Los ejércitos modernos dependen cada vez menos de personas en los controles y más de equipos que toman decisiones por sí mismos en combate, y otra confirmación de ello fue el vuelo exitoso de un grupo de drones que operaron sin una sola orden de un operador. La empresa L3Harris Technologies, junto con Shield AI, realizó la primera prueba de vuelo de un sistema que permite a los vehículos no tripulados detectar por sí mismos radares enemigos y otras fuentes de señal en el aire y, sin intervención humana, desviar al grupo de drones para rodear una zona peligrosa.
No se trata de un radar que busca drones ajenos. Al contrario, los propios drones escuchan el espectro radioeléctrico a su alrededor y tratan de determinar si en las cercanías opera un sistema enemigo capaz de detectar un dron o de engañarlo.
Dos conjuntos de software son responsables de esto.

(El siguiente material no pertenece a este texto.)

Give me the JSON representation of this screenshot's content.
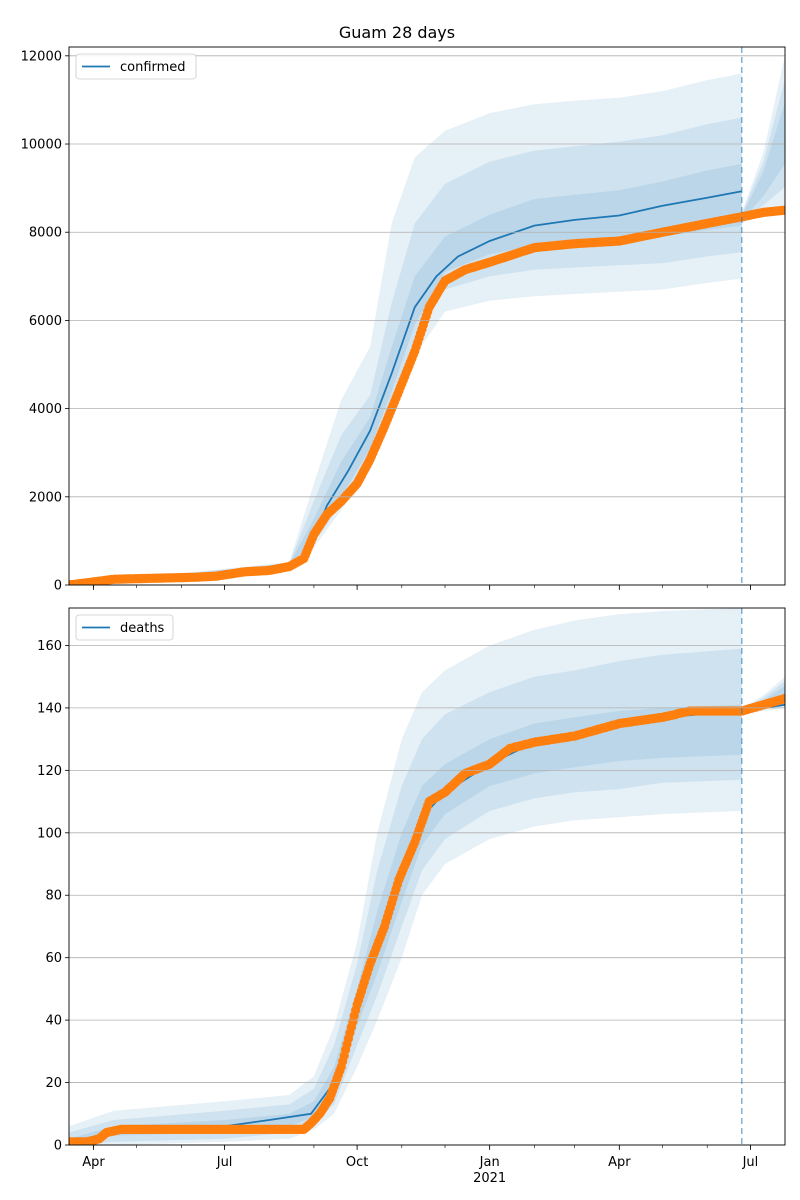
{
  "chart_data": [
    {
      "type": "line",
      "title": "Guam 28 days",
      "legend": {
        "label": "confirmed",
        "placement": "top-left"
      },
      "ylim": [
        0,
        12200
      ],
      "yticks": [
        0,
        2000,
        4000,
        6000,
        8000,
        10000,
        12000
      ],
      "grid": "horizontal",
      "forecast_start": "2021-06-25",
      "x_range": [
        "2020-03-15",
        "2021-07-25"
      ],
      "observed": {
        "points": [
          [
            "2020-03-15",
            0
          ],
          [
            "2020-04-01",
            70
          ],
          [
            "2020-04-15",
            130
          ],
          [
            "2020-05-15",
            155
          ],
          [
            "2020-06-10",
            175
          ],
          [
            "2020-06-25",
            200
          ],
          [
            "2020-07-15",
            300
          ],
          [
            "2020-08-01",
            330
          ],
          [
            "2020-08-15",
            420
          ],
          [
            "2020-08-25",
            600
          ],
          [
            "2020-09-01",
            1150
          ],
          [
            "2020-09-10",
            1600
          ],
          [
            "2020-09-20",
            1900
          ],
          [
            "2020-10-01",
            2300
          ],
          [
            "2020-10-10",
            2850
          ],
          [
            "2020-10-20",
            3600
          ],
          [
            "2020-10-30",
            4400
          ],
          [
            "2020-11-10",
            5300
          ],
          [
            "2020-11-20",
            6300
          ],
          [
            "2020-12-01",
            6900
          ],
          [
            "2020-12-15",
            7150
          ],
          [
            "2021-01-01",
            7320
          ],
          [
            "2021-02-01",
            7650
          ],
          [
            "2021-03-01",
            7740
          ],
          [
            "2021-04-01",
            7800
          ],
          [
            "2021-05-01",
            8000
          ],
          [
            "2021-06-01",
            8200
          ],
          [
            "2021-06-25",
            8350
          ],
          [
            "2021-07-10",
            8450
          ],
          [
            "2021-07-25",
            8500
          ]
        ]
      },
      "forecast_mean": {
        "points": [
          [
            "2020-03-15",
            0
          ],
          [
            "2020-04-15",
            120
          ],
          [
            "2020-06-25",
            200
          ],
          [
            "2020-08-15",
            450
          ],
          [
            "2020-08-28",
            700
          ],
          [
            "2020-09-10",
            1800
          ],
          [
            "2020-09-25",
            2600
          ],
          [
            "2020-10-10",
            3500
          ],
          [
            "2020-10-25",
            4800
          ],
          [
            "2020-11-10",
            6300
          ],
          [
            "2020-11-25",
            7000
          ],
          [
            "2020-12-10",
            7450
          ],
          [
            "2021-01-01",
            7800
          ],
          [
            "2021-02-01",
            8150
          ],
          [
            "2021-03-01",
            8280
          ],
          [
            "2021-04-01",
            8380
          ],
          [
            "2021-05-01",
            8600
          ],
          [
            "2021-06-01",
            8780
          ],
          [
            "2021-06-25",
            8930
          ]
        ]
      },
      "bands": [
        {
          "level": "outer",
          "points": [
            [
              "2020-03-15",
              0,
              0
            ],
            [
              "2020-08-15",
              380,
              520
            ],
            [
              "2020-09-01",
              850,
              2300
            ],
            [
              "2020-09-20",
              1700,
              4200
            ],
            [
              "2020-10-10",
              2600,
              5400
            ],
            [
              "2020-10-25",
              3700,
              8200
            ],
            [
              "2020-11-10",
              5200,
              9700
            ],
            [
              "2020-12-01",
              6200,
              10300
            ],
            [
              "2021-01-01",
              6450,
              10700
            ],
            [
              "2021-02-01",
              6550,
              10900
            ],
            [
              "2021-03-01",
              6600,
              10980
            ],
            [
              "2021-04-01",
              6650,
              11050
            ],
            [
              "2021-05-01",
              6700,
              11200
            ],
            [
              "2021-06-01",
              6850,
              11450
            ],
            [
              "2021-06-25",
              6950,
              11600
            ]
          ]
        },
        {
          "level": "middle",
          "points": [
            [
              "2020-03-15",
              0,
              0
            ],
            [
              "2020-08-15",
              400,
              500
            ],
            [
              "2020-09-01",
              950,
              1900
            ],
            [
              "2020-09-20",
              1850,
              3400
            ],
            [
              "2020-10-10",
              2900,
              4300
            ],
            [
              "2020-10-25",
              4000,
              6400
            ],
            [
              "2020-11-10",
              5600,
              8200
            ],
            [
              "2020-12-01",
              6700,
              9100
            ],
            [
              "2021-01-01",
              7000,
              9600
            ],
            [
              "2021-02-01",
              7150,
              9850
            ],
            [
              "2021-03-01",
              7200,
              9950
            ],
            [
              "2021-04-01",
              7250,
              10050
            ],
            [
              "2021-05-01",
              7300,
              10200
            ],
            [
              "2021-06-01",
              7450,
              10450
            ],
            [
              "2021-06-25",
              7550,
              10600
            ]
          ]
        },
        {
          "level": "inner",
          "points": [
            [
              "2020-03-15",
              0,
              0
            ],
            [
              "2020-08-15",
              420,
              480
            ],
            [
              "2020-09-01",
              1050,
              1500
            ],
            [
              "2020-09-20",
              2000,
              2800
            ],
            [
              "2020-10-10",
              3100,
              3800
            ],
            [
              "2020-10-25",
              4400,
              5400
            ],
            [
              "2020-11-10",
              5900,
              7000
            ],
            [
              "2020-12-01",
              7100,
              7900
            ],
            [
              "2021-01-01",
              7500,
              8400
            ],
            [
              "2021-02-01",
              7700,
              8750
            ],
            [
              "2021-03-01",
              7750,
              8850
            ],
            [
              "2021-04-01",
              7800,
              8950
            ],
            [
              "2021-05-01",
              7900,
              9150
            ],
            [
              "2021-06-01",
              8050,
              9400
            ],
            [
              "2021-06-25",
              8150,
              9550
            ]
          ]
        }
      ],
      "extension_band": [
        [
          "2021-06-25",
          8200,
          8450
        ],
        [
          "2021-07-10",
          8400,
          9800
        ],
        [
          "2021-07-25",
          8500,
          12000
        ]
      ]
    },
    {
      "type": "line",
      "legend": {
        "label": "deaths",
        "placement": "top-left"
      },
      "ylim": [
        0,
        172
      ],
      "yticks": [
        0,
        20,
        40,
        60,
        80,
        100,
        120,
        140,
        160
      ],
      "grid": "horizontal",
      "forecast_start": "2021-06-25",
      "x_range": [
        "2020-03-15",
        "2021-07-25"
      ],
      "xticks": [
        "Apr",
        "Jul",
        "Oct",
        "Jan",
        "Apr",
        "Jul"
      ],
      "xtick_dates": [
        "2020-04-01",
        "2020-07-01",
        "2020-10-01",
        "2021-01-01",
        "2021-04-01",
        "2021-07-01"
      ],
      "xtick_sublabel": {
        "under": "Jan",
        "text": "2021"
      },
      "observed": {
        "points": [
          [
            "2020-03-15",
            1
          ],
          [
            "2020-03-28",
            1
          ],
          [
            "2020-04-05",
            2
          ],
          [
            "2020-04-10",
            4
          ],
          [
            "2020-04-20",
            5
          ],
          [
            "2020-08-25",
            5
          ],
          [
            "2020-08-30",
            7
          ],
          [
            "2020-09-05",
            10
          ],
          [
            "2020-09-12",
            15
          ],
          [
            "2020-09-20",
            25
          ],
          [
            "2020-10-01",
            45
          ],
          [
            "2020-10-10",
            58
          ],
          [
            "2020-10-20",
            70
          ],
          [
            "2020-10-30",
            85
          ],
          [
            "2020-11-10",
            97
          ],
          [
            "2020-11-20",
            110
          ],
          [
            "2020-12-01",
            113
          ],
          [
            "2020-12-15",
            119
          ],
          [
            "2021-01-01",
            122
          ],
          [
            "2021-01-15",
            127
          ],
          [
            "2021-02-01",
            129
          ],
          [
            "2021-03-01",
            131
          ],
          [
            "2021-04-01",
            135
          ],
          [
            "2021-05-01",
            137
          ],
          [
            "2021-05-20",
            139
          ],
          [
            "2021-06-25",
            139
          ],
          [
            "2021-07-10",
            141
          ],
          [
            "2021-07-25",
            143
          ]
        ]
      },
      "forecast_mean": {
        "points": [
          [
            "2020-03-15",
            1
          ],
          [
            "2020-04-05",
            3
          ],
          [
            "2020-04-15",
            5
          ],
          [
            "2020-07-01",
            6
          ],
          [
            "2020-08-01",
            8
          ],
          [
            "2020-08-30",
            10
          ],
          [
            "2020-09-15",
            20
          ],
          [
            "2020-10-01",
            45
          ],
          [
            "2020-10-15",
            65
          ],
          [
            "2020-11-01",
            88
          ],
          [
            "2020-11-15",
            105
          ],
          [
            "2020-12-01",
            113
          ],
          [
            "2021-01-01",
            122
          ],
          [
            "2021-02-01",
            129
          ],
          [
            "2021-03-01",
            132
          ],
          [
            "2021-04-01",
            135
          ],
          [
            "2021-05-01",
            137
          ],
          [
            "2021-06-25",
            139
          ],
          [
            "2021-07-25",
            141
          ]
        ]
      },
      "bands": [
        {
          "level": "outer",
          "points": [
            [
              "2020-03-15",
              0,
              6
            ],
            [
              "2020-04-15",
              0,
              11
            ],
            [
              "2020-07-01",
              1,
              14
            ],
            [
              "2020-08-15",
              2,
              16
            ],
            [
              "2020-09-01",
              5,
              22
            ],
            [
              "2020-09-15",
              10,
              38
            ],
            [
              "2020-10-01",
              25,
              65
            ],
            [
              "2020-10-15",
              40,
              100
            ],
            [
              "2020-11-01",
              60,
              130
            ],
            [
              "2020-11-15",
              80,
              145
            ],
            [
              "2020-12-01",
              90,
              152
            ],
            [
              "2021-01-01",
              98,
              160
            ],
            [
              "2021-02-01",
              102,
              165
            ],
            [
              "2021-03-01",
              104,
              168
            ],
            [
              "2021-04-01",
              105,
              170
            ],
            [
              "2021-05-01",
              106,
              171
            ],
            [
              "2021-06-25",
              107,
              172
            ]
          ]
        },
        {
          "level": "middle",
          "points": [
            [
              "2020-03-15",
              0,
              4
            ],
            [
              "2020-04-15",
              1,
              8
            ],
            [
              "2020-07-01",
              2,
              11
            ],
            [
              "2020-08-15",
              4,
              13
            ],
            [
              "2020-09-01",
              7,
              18
            ],
            [
              "2020-09-15",
              13,
              32
            ],
            [
              "2020-10-01",
              32,
              58
            ],
            [
              "2020-10-15",
              48,
              88
            ],
            [
              "2020-11-01",
              70,
              115
            ],
            [
              "2020-11-15",
              88,
              130
            ],
            [
              "2020-12-01",
              98,
              138
            ],
            [
              "2021-01-01",
              107,
              145
            ],
            [
              "2021-02-01",
              111,
              150
            ],
            [
              "2021-03-01",
              113,
              152
            ],
            [
              "2021-04-01",
              114,
              155
            ],
            [
              "2021-05-01",
              116,
              157
            ],
            [
              "2021-06-25",
              117,
              159
            ]
          ]
        },
        {
          "level": "inner",
          "points": [
            [
              "2020-03-15",
              0,
              2
            ],
            [
              "2020-04-15",
              3,
              6
            ],
            [
              "2020-07-01",
              4,
              8
            ],
            [
              "2020-08-15",
              6,
              10
            ],
            [
              "2020-09-01",
              9,
              14
            ],
            [
              "2020-09-15",
              17,
              25
            ],
            [
              "2020-10-01",
              38,
              50
            ],
            [
              "2020-10-15",
              55,
              75
            ],
            [
              "2020-11-01",
              78,
              100
            ],
            [
              "2020-11-15",
              96,
              115
            ],
            [
              "2020-12-01",
              106,
              122
            ],
            [
              "2021-01-01",
              115,
              130
            ],
            [
              "2021-02-01",
              119,
              135
            ],
            [
              "2021-03-01",
              121,
              137
            ],
            [
              "2021-04-01",
              123,
              139
            ],
            [
              "2021-05-01",
              124,
              140
            ],
            [
              "2021-06-25",
              125,
              141
            ]
          ]
        }
      ],
      "extension_band": [
        [
          "2021-06-25",
          138,
          140
        ],
        [
          "2021-07-10",
          139,
          144
        ],
        [
          "2021-07-25",
          140,
          150
        ]
      ]
    }
  ],
  "colors": {
    "forecast_line": "#1f77b4",
    "observed_marker": "#ff7f0e",
    "band_fill": "#1f77b4",
    "grid": "#b0b0b0",
    "vline": "#1f77b4"
  }
}
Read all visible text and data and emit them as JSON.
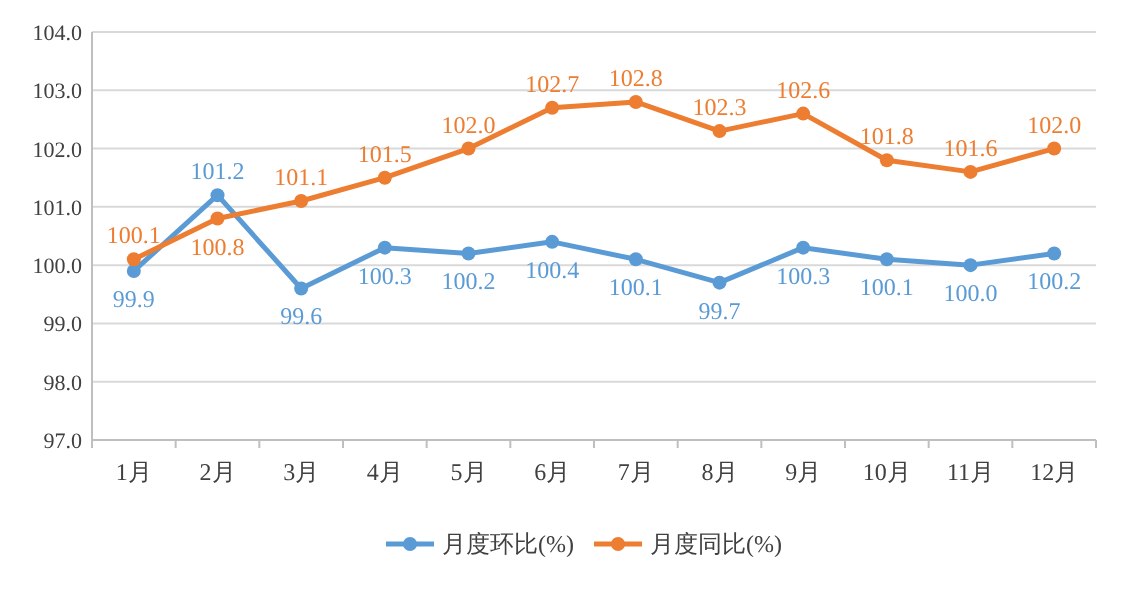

El primero, Distributed Spectrum Collaboration and Operations (DiSCO), integra el equipo de guerra electrónica a bordo de distintos drones en una sola red y transmite de inmediato la información sobre la amenaza detectada a todos los aparatos del grupo, y no solo al que la observó. El segundo, Hivemind, procesa esos datos y decide por sí mismo cómo reconfigurar la ruta del resto de drones para que rodeen la zona peligrosa.
La prueba se realizó con el dron Green Wolf, equipado con el compacto módulo de guerra electrónica Deceptor. El aparato detectó en el aire una señal desconocida, determinó su naturaleza y transmitió los datos a través de DiSCO. Tras ello, Hivemind redirigió en tiempo real los demás drones por una ruta segura, sin esperar una orden desde tierra. Antes de esto la combinación solo se había probado en condiciones simuladas, y el vuelo actual fue la primera verificación en un polígono real.
Según los representantes de las empresas, en conjunto estos dos sistemas ofrecen capacidades que ninguna de ellas tiene por separado: el tiempo entre la detección de la amenaza y la toma de decisión se reduce de forma notable. La guerra electrónica se está convirtiendo en una parte cada vez más importante de las operaciones militares, donde las fuerzas deben localizar rápidamente las señales enemigas y proteger sus propias comunicaciones, y la participación de la inteligencia artificial tiene como objetivo reducir la carga sobre los operadores y acelerar la respuesta en un entorno complejo.
L3Harris y Shield AI planean desarrollar aún más esta combinación, haciendo la arquitectura más abierta para que distintos sistemas de guerra electrónica puedan operar de manera conjunta directamente en la zona de combate.